The
Halo-Halo Review is
pleased to interview authors in the aftermath of a book's release. This
issue’s feature is Paolo Javier.
What is your most recent book?
Court of the Dragon (Nightboat Books).
When was it released?
June 2015.
What has been the response?
Thrilling, to say the
least. Some highlights:
- On the eve of
the book's launch, the great Ian Frazier of The New Yorker
interviewed me for a Talk of the Town profile. (I've been a long
time fan of Mr. Frazier's writing, so you can imagine the bright smile on my dark face
when he starts quoting lines of my poetry during our meeting.)
- The brilliant
occult/cinema studies scholar and novelist Alan Ramon Clinton wrote an
appreciative essay, 'Paolo Javier's Double Seance', published in
The Volta.
- Lynne Sachs, one of my
fave filmmakers, made a short film with Sean Hanley, Starfish Aorta
Colossus, in response to/adapting one of the sonnets from a long sequence
of the same name in Court of the Dragon. Starfish Aorta Colossus
has made the rounds in a number of important experimental film festivals,
including the recent Black Maria Film Festival, where it received an award.
- Court of the Dragon
also opened the door to a new
collaboration with the brilliant electronic artist Listening Center,
aka David Mason.
- Inclusion in this year's
Greater
New York show @ MoMA PS1, where I invited Listening Center to
perform with me.
- Publisher's Weekly, not
usually a reviewer of experimental poetry, wrote some
nice things about the book. (Why is it filed under
'fiction'?)
What has surprised you about the response?
I should first acknowledge
the response from Stephen Motika, editor/publisher extraordinaire, who
championed the manuscript from the-get. This surprised me; Court of the
Dragon's "composed indeterminacy" (to borrow from Joan Retallack)

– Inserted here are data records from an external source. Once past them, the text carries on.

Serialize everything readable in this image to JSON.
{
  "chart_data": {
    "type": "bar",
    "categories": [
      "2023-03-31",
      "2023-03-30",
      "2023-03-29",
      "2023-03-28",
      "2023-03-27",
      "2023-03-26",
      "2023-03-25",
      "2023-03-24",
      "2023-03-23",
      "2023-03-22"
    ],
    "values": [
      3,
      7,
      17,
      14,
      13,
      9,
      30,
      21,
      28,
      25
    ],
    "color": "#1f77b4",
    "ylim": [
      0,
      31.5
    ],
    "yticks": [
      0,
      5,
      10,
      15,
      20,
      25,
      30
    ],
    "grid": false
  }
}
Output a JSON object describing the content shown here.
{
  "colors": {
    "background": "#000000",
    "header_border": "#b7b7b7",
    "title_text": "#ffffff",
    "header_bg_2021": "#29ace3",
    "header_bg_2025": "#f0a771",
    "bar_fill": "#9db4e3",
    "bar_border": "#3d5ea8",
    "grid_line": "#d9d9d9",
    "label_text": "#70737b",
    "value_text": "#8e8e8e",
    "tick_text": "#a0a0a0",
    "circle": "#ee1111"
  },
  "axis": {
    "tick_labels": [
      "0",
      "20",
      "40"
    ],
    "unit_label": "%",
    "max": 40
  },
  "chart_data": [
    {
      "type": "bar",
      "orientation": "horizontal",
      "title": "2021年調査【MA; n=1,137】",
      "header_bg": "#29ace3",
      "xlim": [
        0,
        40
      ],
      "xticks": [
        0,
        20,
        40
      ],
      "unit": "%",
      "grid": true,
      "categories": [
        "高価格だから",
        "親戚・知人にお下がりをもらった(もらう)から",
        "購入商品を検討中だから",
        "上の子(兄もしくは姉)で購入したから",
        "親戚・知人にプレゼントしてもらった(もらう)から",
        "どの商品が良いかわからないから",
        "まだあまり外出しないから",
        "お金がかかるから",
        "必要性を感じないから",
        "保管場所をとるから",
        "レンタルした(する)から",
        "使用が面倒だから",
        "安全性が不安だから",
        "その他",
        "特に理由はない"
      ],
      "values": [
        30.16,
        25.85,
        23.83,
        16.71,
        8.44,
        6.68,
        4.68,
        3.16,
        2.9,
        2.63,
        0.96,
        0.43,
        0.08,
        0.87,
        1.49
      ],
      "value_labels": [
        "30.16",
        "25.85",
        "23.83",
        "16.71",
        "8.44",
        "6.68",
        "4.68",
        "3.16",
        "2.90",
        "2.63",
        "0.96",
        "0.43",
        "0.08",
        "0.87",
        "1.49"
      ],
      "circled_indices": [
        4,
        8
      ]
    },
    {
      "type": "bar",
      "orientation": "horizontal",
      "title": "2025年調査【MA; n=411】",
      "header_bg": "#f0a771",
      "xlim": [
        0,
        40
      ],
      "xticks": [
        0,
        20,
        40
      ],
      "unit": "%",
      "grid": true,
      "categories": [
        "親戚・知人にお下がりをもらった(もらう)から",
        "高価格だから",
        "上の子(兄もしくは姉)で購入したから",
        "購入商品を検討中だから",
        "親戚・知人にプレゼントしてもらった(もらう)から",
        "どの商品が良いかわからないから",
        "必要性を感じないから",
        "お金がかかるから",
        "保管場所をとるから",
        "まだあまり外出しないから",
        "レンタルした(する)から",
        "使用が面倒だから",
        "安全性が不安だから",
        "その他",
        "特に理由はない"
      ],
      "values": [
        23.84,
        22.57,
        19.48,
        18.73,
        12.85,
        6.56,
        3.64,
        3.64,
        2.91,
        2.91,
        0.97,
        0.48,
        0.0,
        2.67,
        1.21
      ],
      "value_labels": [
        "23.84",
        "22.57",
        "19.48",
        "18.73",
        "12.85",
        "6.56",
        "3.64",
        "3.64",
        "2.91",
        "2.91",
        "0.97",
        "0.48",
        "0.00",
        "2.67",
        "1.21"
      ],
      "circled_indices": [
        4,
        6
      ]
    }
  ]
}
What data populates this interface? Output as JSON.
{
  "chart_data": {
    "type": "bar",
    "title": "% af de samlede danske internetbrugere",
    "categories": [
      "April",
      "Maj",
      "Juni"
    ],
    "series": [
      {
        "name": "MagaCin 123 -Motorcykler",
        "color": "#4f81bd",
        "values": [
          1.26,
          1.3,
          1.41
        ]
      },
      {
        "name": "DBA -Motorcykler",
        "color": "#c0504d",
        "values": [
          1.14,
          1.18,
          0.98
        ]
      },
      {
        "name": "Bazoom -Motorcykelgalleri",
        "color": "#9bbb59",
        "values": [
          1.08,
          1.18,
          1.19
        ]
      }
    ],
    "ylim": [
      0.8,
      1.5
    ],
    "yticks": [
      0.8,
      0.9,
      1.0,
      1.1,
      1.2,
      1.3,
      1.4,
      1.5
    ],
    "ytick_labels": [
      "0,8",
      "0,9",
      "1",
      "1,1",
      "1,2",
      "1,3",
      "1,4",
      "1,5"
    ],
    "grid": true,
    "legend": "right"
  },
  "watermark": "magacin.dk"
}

& esoteric designs would've turned most publishers away. Not only does Nightboat accept my m.s., but they also publish a version that exceeds my expectations.
It's a nice book.
Given that I have zero
presence on social media (I've been Facebook-free since 2010), I am, of course,
grateful for any attention given to CoD. But I'm especially thrilled to
hear from writers and artists I respect. Fellow Nightboater Jill Magi posted this blog recently. And at the end of a Nightboat reading in the city last month, Alex Katz, one of my
all-time favorite painters, walked over to tell me that he bought a copy
of CoD.
Tell me
something about the book that may not be obvious or known.
Here are two:
i) The title is drawn from
the name of a Robert W Chambers story, & a chapter in Max Ernst's Une
Semaine Du Bonte.
ii) Court of the Dragon, aka (Fi)l'amour Fou.
What are you
working on now?
Completing Ur'lyeh
and Aklopolis, a new collaboration with Listening Center that'll appear
as a limited edition book and cassette tape published by Flughschriften in
April.
*****
PAOLO JAVIER's collaboration with Listening Center (aka David Mason) will appear as a limited edition book, Ur'lyeh, and cassette, Aklopolis, published by Flugschriften in Spring 2016. He lives with his wife and young daughter in Sunnyside, Queens.